Decenas de miles de espectadores que en su mayoría no llevaban paraguas bajo los que resguardarse, sino que soportaban la lluvia con gesto alegre bajo sus túnicas blancas, como si aquello fuera una prueba de su devoción.
Anonadada, Nuria comprendió entonces que los Renacidos, a los que había tomado hasta ese momento como una secta más o menos minoritaria dentro del catolicismo, eran en realidad un fenómeno de masas capaz de movilizar a millones de fieles comprometidos de todo el mundo.
Y justo entonces, por el rabillo del ojo, vio cómo Elías corría hacia el taxi, empujando un carrito de supermercado cargado hasta los topes con grandes bolsas del Decathlon.
—Pero ¿qué narices…? —masculló desconcertada.
Al alcanzar el vehículo, Elías dio un golpe en el maletero y el taxista, observándolo intrigado por el retrovisor, accionó de mala gana la palanca de apertura.

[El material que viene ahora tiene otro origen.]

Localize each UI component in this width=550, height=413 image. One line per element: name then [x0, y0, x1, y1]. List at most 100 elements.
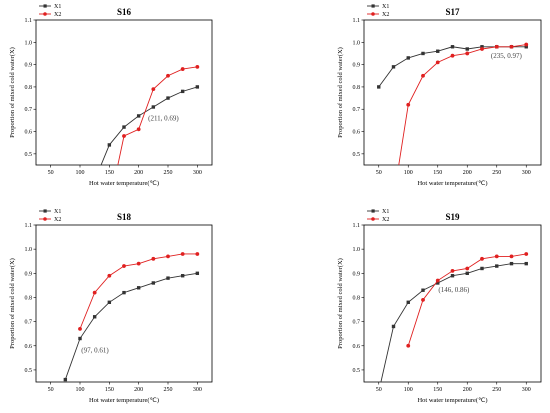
- data-point: [480, 47, 484, 51]
- data-point: [63, 377, 68, 382]
- y-tick-label: 0.7: [25, 107, 33, 113]
- data-point: [107, 203, 111, 207]
- y-tick-label: 0.6: [353, 344, 361, 350]
- y-tick-label: 0.9: [353, 271, 361, 277]
- annotation-label: (97, 0.61): [81, 346, 109, 354]
- plot-frame: [35, 19, 213, 166]
- legend-label: X1: [382, 4, 389, 10]
- data-point: [435, 278, 440, 283]
- y-axis-label: Proportion of mixed cold water(X): [9, 47, 16, 138]
- data-point: [509, 44, 514, 49]
- plot-frame: [363, 224, 542, 383]
- series-line: [64, 272, 198, 380]
- data-point: [465, 266, 470, 271]
- data-point: [166, 96, 170, 100]
- data-point: [151, 281, 156, 285]
- x-tick-label: 200: [134, 387, 143, 393]
- data-point: [391, 65, 396, 69]
- y-tick-label: 0.8: [353, 295, 361, 301]
- legend-item-x2: X2: [367, 12, 389, 18]
- data-point: [122, 290, 126, 295]
- y-tick-label: 1.0: [353, 40, 361, 46]
- series-x1: [100, 85, 200, 165]
- data-point: [166, 73, 170, 78]
- y-tick-label: 0.7: [25, 320, 33, 326]
- legend-marker: [371, 12, 375, 16]
- x-tick-label: 250: [164, 170, 173, 176]
- data-point: [494, 254, 499, 259]
- x-axis-label: Hot water temperature(℃): [417, 397, 487, 404]
- legend-item-x1: X1: [39, 209, 61, 215]
- y-tick-label: 0.5: [353, 152, 361, 158]
- x-tick-label: 150: [433, 387, 442, 393]
- x-tick-label: 100: [76, 170, 85, 176]
- data-point: [136, 261, 141, 266]
- legend-item-x1: X1: [367, 4, 389, 10]
- data-point: [509, 254, 514, 259]
- data-point: [78, 326, 82, 331]
- y-tick-label: 0.7: [353, 107, 361, 113]
- series-x2: [78, 252, 200, 331]
- data-point: [450, 274, 455, 278]
- y-tick-label: 1.1: [353, 18, 361, 24]
- data-point: [509, 261, 514, 266]
- y-tick-label: 1.1: [25, 18, 33, 24]
- data-point: [406, 56, 410, 60]
- x-axis-label: Hot water temperature(℃): [89, 397, 159, 404]
- x-tick-label: 100: [404, 387, 413, 393]
- data-point: [92, 290, 97, 295]
- x-tick-label: 300: [193, 170, 202, 176]
- data-point: [494, 44, 499, 49]
- y-tick-label: 0.9: [25, 63, 33, 69]
- x-tick-label: 200: [463, 387, 472, 393]
- x-tick-label: 250: [492, 387, 501, 393]
- legend-marker: [43, 217, 47, 221]
- data-point: [136, 286, 141, 290]
- data-point: [391, 324, 396, 329]
- series-x1: [63, 271, 200, 382]
- annotation-label: (235, 0.97): [491, 52, 523, 60]
- legend-label: X1: [54, 4, 61, 10]
- y-tick-label: 1.0: [353, 247, 361, 253]
- legend-marker: [371, 4, 375, 8]
- data-point: [495, 264, 499, 268]
- data-point: [166, 254, 170, 259]
- data-point: [406, 102, 411, 107]
- data-point: [151, 87, 156, 92]
- legend-item-x2: X2: [367, 217, 389, 223]
- data-point: [122, 125, 126, 129]
- data-point: [180, 274, 185, 278]
- y-tick-label: 0.5: [353, 368, 361, 374]
- data-point: [107, 273, 112, 278]
- chart-panel-s16: S16 50 100 150 200 250 300 0.5 0.6 0.7 0.8 0.9 1.0 1.…: [9, 4, 213, 207]
- x-tick-label: 50: [48, 387, 54, 393]
- chart-title: S19: [445, 212, 460, 222]
- x-tick-label: 150: [105, 170, 114, 176]
- data-point: [406, 300, 410, 304]
- chart-title: S17: [445, 7, 460, 17]
- x-tick-label: 150: [105, 387, 114, 393]
- x-tick-label: 250: [164, 387, 173, 393]
- chart-panel-s17: S17 50 100 150 200 250 300 0.5 0.6 0.7 0.8 0.9 1.0 1.…: [337, 4, 542, 187]
- data-point: [480, 266, 484, 271]
- data-point: [436, 49, 440, 53]
- data-point: [122, 134, 126, 138]
- data-point: [524, 45, 528, 49]
- series-x1: [380, 261, 528, 382]
- y-tick-label: 0.5: [25, 368, 33, 374]
- data-point: [480, 256, 484, 261]
- data-point: [480, 45, 484, 49]
- legend-marker: [371, 217, 375, 221]
- x-tick-label: 200: [134, 170, 143, 176]
- series-x2: [107, 64, 200, 207]
- y-tick-label: 1.1: [353, 223, 361, 229]
- data-point: [524, 261, 528, 266]
- data-point: [524, 42, 529, 47]
- y-axis-label: Proportion of mixed cold water(X): [337, 47, 344, 138]
- legend-marker: [371, 209, 375, 213]
- data-point: [195, 252, 200, 256]
- data-point: [151, 105, 156, 109]
- data-point: [136, 114, 141, 118]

Nuria oyó cómo trasteaba tras su asiento y cómo introducía algo pesado en el maletero, antes de cerrarlo con un golpe seco que desató un gruñido de protesta del taxista. Un segundo después, dejando el carrito abandonado en la acera, Elías abrió la puerta y entró en el vehículo con la ropa empapada y sacudiéndose el agua del pelo.
—Listo —afirmó satisfecho.
—¿Qué es lo que está listo? —inquirió Nuria—. ¿Qué narices has comprado?

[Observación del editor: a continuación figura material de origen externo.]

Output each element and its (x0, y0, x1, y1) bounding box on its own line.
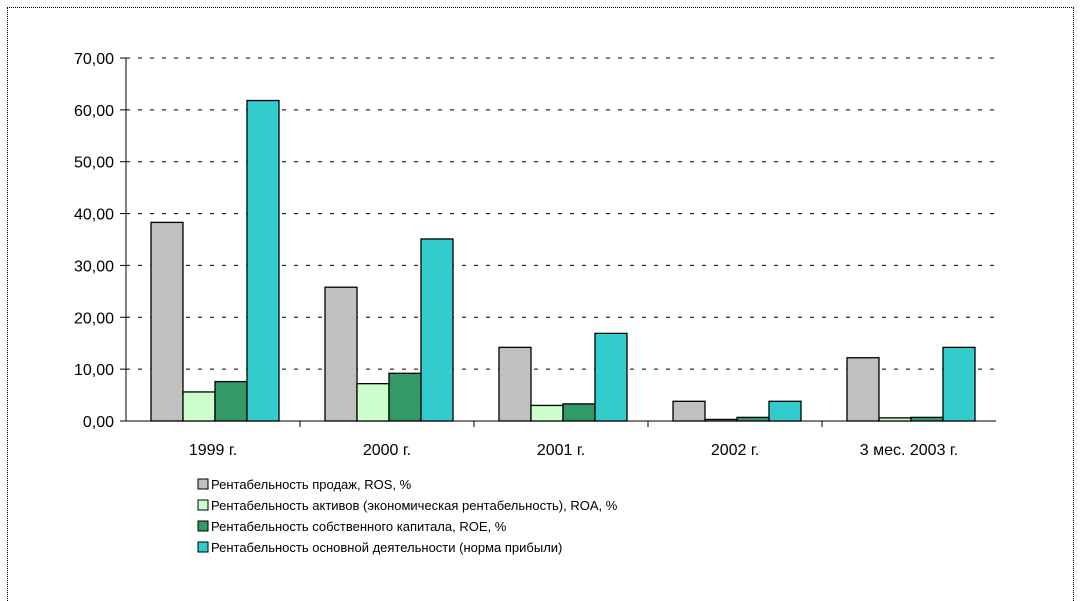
x-tick-label: 3 мес. 2003 г. (860, 442, 959, 459)
legend-label: Рентабельность продаж, ROS, % (211, 477, 412, 492)
x-tick-label: 2002 г. (711, 442, 759, 459)
bar (768, 400, 802, 422)
legend-label: Рентабельность основной деятельности (но… (211, 540, 562, 555)
bar (530, 404, 564, 422)
bar (942, 346, 976, 422)
bar (356, 383, 390, 422)
y-tick-label: 60,00 (74, 103, 114, 120)
y-axis-tick-labels: 0,00 10,00 20,00 30,00 40,00 50,00 60,00 70,00 (74, 51, 114, 431)
bar (420, 238, 454, 422)
bar (388, 372, 422, 422)
y-tick-label: 40,00 (74, 207, 114, 224)
legend-swatch (197, 520, 209, 532)
x-tick-label: 2001 г. (537, 442, 585, 459)
y-tick-label: 20,00 (74, 310, 114, 327)
y-tick-label: 0,00 (83, 414, 114, 431)
legend-label: Рентабельность собственного капитала, RO… (211, 519, 507, 534)
bar (736, 416, 770, 422)
axes (120, 57, 996, 427)
legend-swatch (197, 499, 209, 511)
legend: Рентабельность продаж, ROS, % Рентабельно… (197, 477, 618, 555)
y-tick-label: 70,00 (74, 51, 114, 68)
bar (594, 332, 628, 422)
bars (150, 99, 976, 422)
y-tick-label: 10,00 (74, 362, 114, 379)
bar (214, 380, 248, 422)
x-tick-label: 2000 г. (363, 442, 411, 459)
bar (672, 400, 706, 422)
bar (324, 286, 358, 422)
x-tick-label: 1999 г. (189, 442, 237, 459)
y-tick-label: 50,00 (74, 155, 114, 172)
bar (562, 403, 596, 422)
legend-swatch (197, 478, 209, 490)
chart-frame (7, 7, 1074, 601)
x-axis-tick-labels: 1999 г. 2000 г. 2001 г. 2002 г. 3 мес. 2003 … (189, 442, 958, 459)
legend-swatch (197, 541, 209, 553)
y-tick-label: 30,00 (74, 258, 114, 275)
bar (246, 99, 280, 422)
bar (910, 416, 944, 422)
bar (498, 346, 532, 422)
bar (150, 221, 184, 422)
bar (182, 391, 216, 422)
legend-label: Рентабельность активов (экономическая ре… (211, 498, 618, 513)
bar (846, 357, 880, 422)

—Un par de cosas que creo que nos van a hacer falta —explicó sin aclararlo—. Ya lo verás.
El taxista se había vuelto en su asiento y observaba horrorizado cómo el agua que chorreaba de Elías se extendía por el asiento y formaba un pequeño charco a sus pies.
—Pagar extra por lluvia —le señaló huraño— y por carga —añadió, aludiendo al maletero— y por aquí parado.
—Lo que usted quiera, amigo —repuso Elías—. Le compro un taxi nuevo si quiere, pero arranque de una puñetera vez.
El taxista le sostuvo la mirada un instante, como evaluando la sinceridad de la propuesta, hasta que finalmente, sin llegar a cambiar su expresión ceñuda, preguntó a regañadientes.
—¿Dónde ir?
Nuria y Elías intercambiaron una breve mirada, preguntándose en silencio una última vez si iban a hacerlo.
Nuria creyó ver una sombra de titubeo asomando en el gesto de Elías y, temiendo contagiarse de aquella duda que era la antesala del miedo, se volvió hacia el taxista con toda la resolución que fue capaz de reunir.
—Calle Eduardo Conde, esquina con paseo Manuel Girona —le indicó—. Vaya todo lo rápido que pueda —y en un susurro inaudible, añadió cuando el taxista ya se había dado la vuelta—… antes de que nos arrepintamos.